Prop. 140 received a spot on the ballot after the Secretary of State verified that there were enough verified signatures to secure that spot. However, this does not guarantee that voters are able to vote it into law due to ongoing litigation between Make Elections Fair PAC and numerous individuals including Democratic lawyers Roy Herrera and Daniel Arellano and the Arizona Free Enterprise Club.
The plaintiffs are arguing that almost 40,000 of the signatures verified by the Secretary of State were duplicated. If enough of the signatures are indeed disqualified, the ballot measure would be void.
“All the duplicates submitted to be removed were the same name and same address that aligned with what was on the voter file,” reads an Aug. 29 Arizona Free Enterprise Club news release. “Under state law, you are only allowed to sign a petition once, so they should have been removed.

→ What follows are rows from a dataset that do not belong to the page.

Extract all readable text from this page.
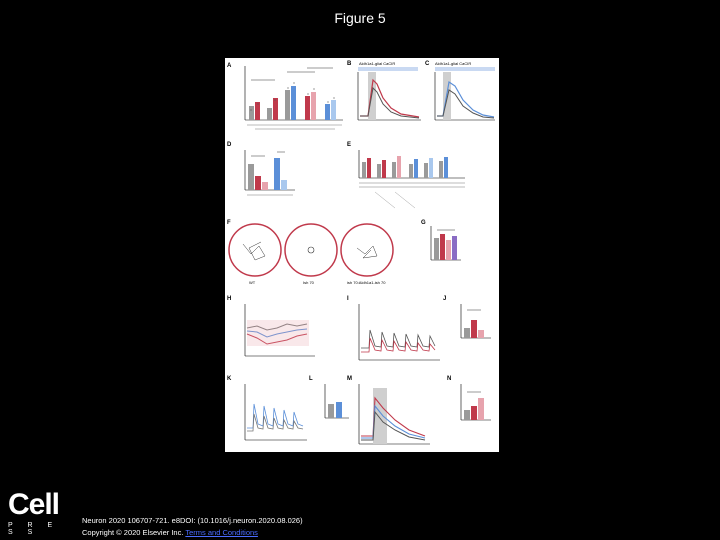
Figure 5
A	B Aldh1a1-glial CaCIR	C Aldh1a1-glial CaCIR
D	E
F
WT	Ish 70	ish 70:Aldh1a1-ish 70
G
H	I	J
K	L	M	N
Cell
P R E S S
Neuron 2020 106707-721. e8DOI: (10.1016/j.neuron.2020.08.026)
Copyright © 2020 Elsevier Inc. Terms and Conditions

Instead, thousands of people were allowed to sign the initiative petition sheets multiple times, and those signatures were counted.”

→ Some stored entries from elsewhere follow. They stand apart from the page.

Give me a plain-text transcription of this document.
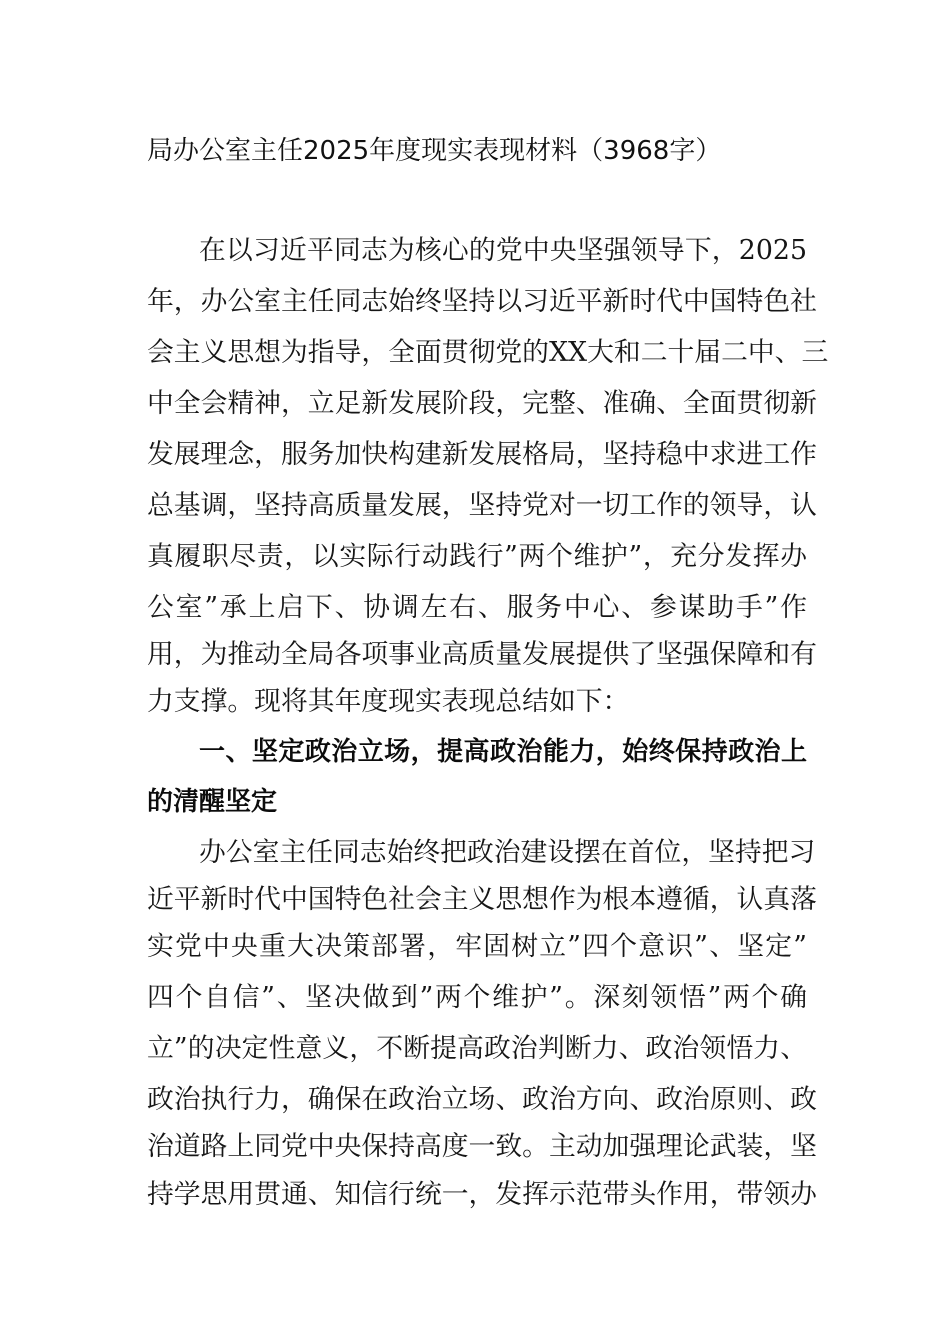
局办公室主任2025年度现实表现材料（3968字）
在以习近平同志为核心的党中央坚强领导下，2025
年，办公室主任同志始终坚持以习近平新时代中国特色社
会主义思想为指导，全面贯彻党的XX大和二十届二中、三
中全会精神，立足新发展阶段，完整、准确、全面贯彻新
发展理念，服务加快构建新发展格局，坚持稳中求进工作
总基调，坚持高质量发展，坚持党对一切工作的领导，认
真履职尽责，以实际行动践行”两个维护”，充分发挥办
公室”承上启下、协调左右、服务中心、参谋助手”作
用，为推动全局各项事业高质量发展提供了坚强保障和有
力支撑。现将其年度现实表现总结如下：
一、坚定政治立场，提高政治能力，始终保持政治上
的清醒坚定
办公室主任同志始终把政治建设摆在首位，坚持把习
近平新时代中国特色社会主义思想作为根本遵循，认真落
实党中央重大决策部署，牢固树立”四个意识”、坚定”
四个自信”、坚决做到”两个维护”。深刻领悟”两个确
立”的决定性意义，不断提高政治判断力、政治领悟力、
政治执行力，确保在政治立场、政治方向、政治原则、政
治道路上同党中央保持高度一致。主动加强理论武装，坚
持学思用贯通、知信行统一，发挥示范带头作用，带领办
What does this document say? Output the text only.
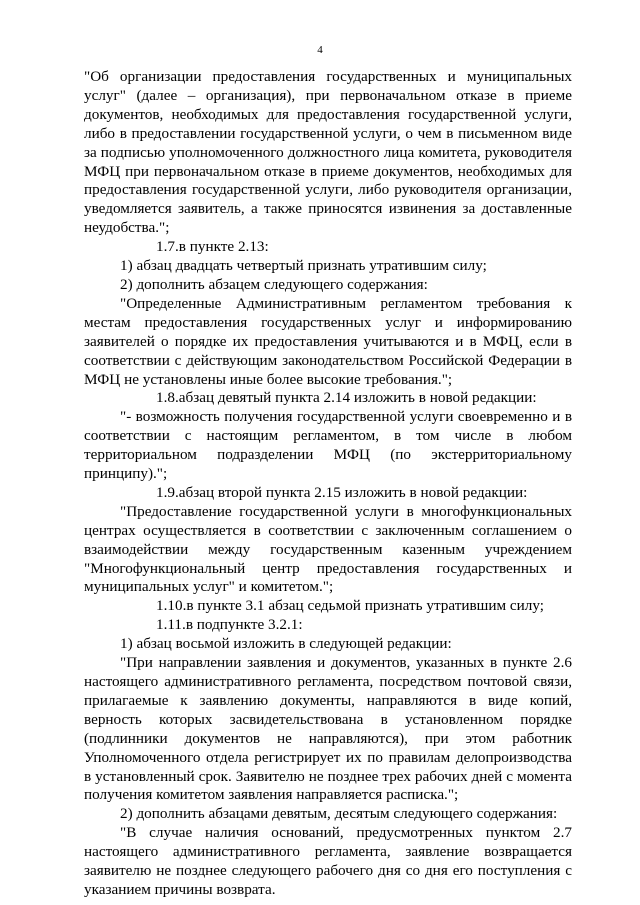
4

"Об организации предоставления государственных и муниципальных услуг" (далее – организация), при первоначальном отказе в приеме документов, необходимых для предоставления государственной услуги, либо в предоставлении государственной услуги, о чем в письменном виде за подписью уполномоченного должностного лица комитета, руководителя МФЦ при первоначальном отказе в приеме документов, необходимых для предоставления государственной услуги, либо руководителя организации, уведомляется заявитель, а также приносятся извинения за доставленные неудобства.";

1.7.в пункте 2.13:

1) абзац двадцать четвертый признать утратившим силу;

2) дополнить абзацем следующего содержания:

"Определенные Административным регламентом требования к местам предоставления государственных услуг и информированию заявителей о порядке их предоставления учитываются и в МФЦ, если в соответствии с действующим законодательством Российской Федерации в МФЦ не установлены иные более высокие требования.";

1.8.абзац девятый пункта 2.14 изложить в новой редакции:

"- возможность получения государственной услуги своевременно и в соответствии с настоящим регламентом, в том числе в любом территориальном подразделении МФЦ (по экстерриториальному принципу).";

1.9.абзац второй пункта 2.15 изложить в новой редакции:

"Предоставление государственной услуги в многофункциональных центрах осуществляется в соответствии с заключенным соглашением о взаимодействии между государственным казенным учреждением "Многофункциональный центр предоставления государственных и муниципальных услуг" и комитетом.";

1.10.в пункте 3.1 абзац седьмой признать утратившим силу;

1.11.в подпункте 3.2.1:

1) абзац восьмой изложить в следующей редакции:

"При направлении заявления и документов, указанных в пункте 2.6 настоящего административного регламента, посредством почтовой связи, прилагаемые к заявлению документы, направляются в виде копий, верность которых засвидетельствована в установленном порядке (подлинники документов не направляются), при этом работник Уполномоченного отдела регистрирует их по правилам делопроизводства в установленный срок. Заявителю не позднее трех рабочих дней с момента получения комитетом заявления направляется расписка.";

2) дополнить абзацами девятым, десятым следующего содержания:

"В случае наличия оснований, предусмотренных пунктом 2.7 настоящего административного регламента, заявление возвращается заявителю не позднее следующего рабочего дня со дня его поступления с указанием причины возврата.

The Arizona Free Enterprise Club has made screenshots of duplicate signatures publicly available, but it can not be verified if the pictures are of the signatures verified by the Secretary of State
The case was initially taken up in trial court where the judge ruled that it was not possible any evidence provided by the plaintiffs would meet the necessary legal burden to remove the measure from the ballot.
After an expedited appeal filed Aug. 21, the Arizona Supreme Court remanded the Maricopa County Superior Court to look at the evidence provided by the plaintiffs.
“Late in the day on August 22, Plaintiffs filed a special action proceeding here asking for a ruling before the end of the day on August 22 ‘finding as a matter of law that the Committee lacks a sufficient number of signatures’ and striking the measure from the ballot,” reads an Aug. 23 decision from the Arizona Supreme Court. “Plaintiffs contend that the trial court abused its discretion when it denied their request to rule on August 22 before the earliest county deadline to finalize the ballot for printing.”
The order stated that the Supreme Court was not able to make that determination as they had not seen the evidence, but would require the litigation to continue in trial court although the deadline for printing ballots had already passed.
Following this, the Make Elections Fair Pac filed a motion of reconsideration, stating that this order would overthrow “eight decades of precedent that petition challenges must end before ballot printing begins.”
The Supreme Court stated that there is no statutory requirement to resolve any ballot initiative litigation before the printing of ballots.
“Regardless, this Court, and indeed the trial court, has consistently endeavored to resolve initiative challenges before the ballot printing deadline, notwithstanding the burden such expedited proceedings place on the parties, attorneys, and court personnel,” reads the order. “We also recognize the desire for certainty. But the courts’ role is to dispense justice. Courts cannot be forced to rule rashly to meet a ballot printing deadline or provide the parties with certainty.”
Coughlin believes this order sets a bad precedent, empowering litigation. He said this could cause people to challenge measures and prolong litigation all the way up until election day, causing confusion for voters and compromising election integrity.
If the Superior Court determines that there are enough invalid signatures to disqualify the measure from being on the ballot, the court will issue an injunction precluding any votes for Prop. 140 from being counted. It has not been announced if voters will be informed of the preclusion when voting.
The next trial where the plaintiffs will submit their evidence will take place Tuesday, Sept. 3 at the Maricopa County Superior Court.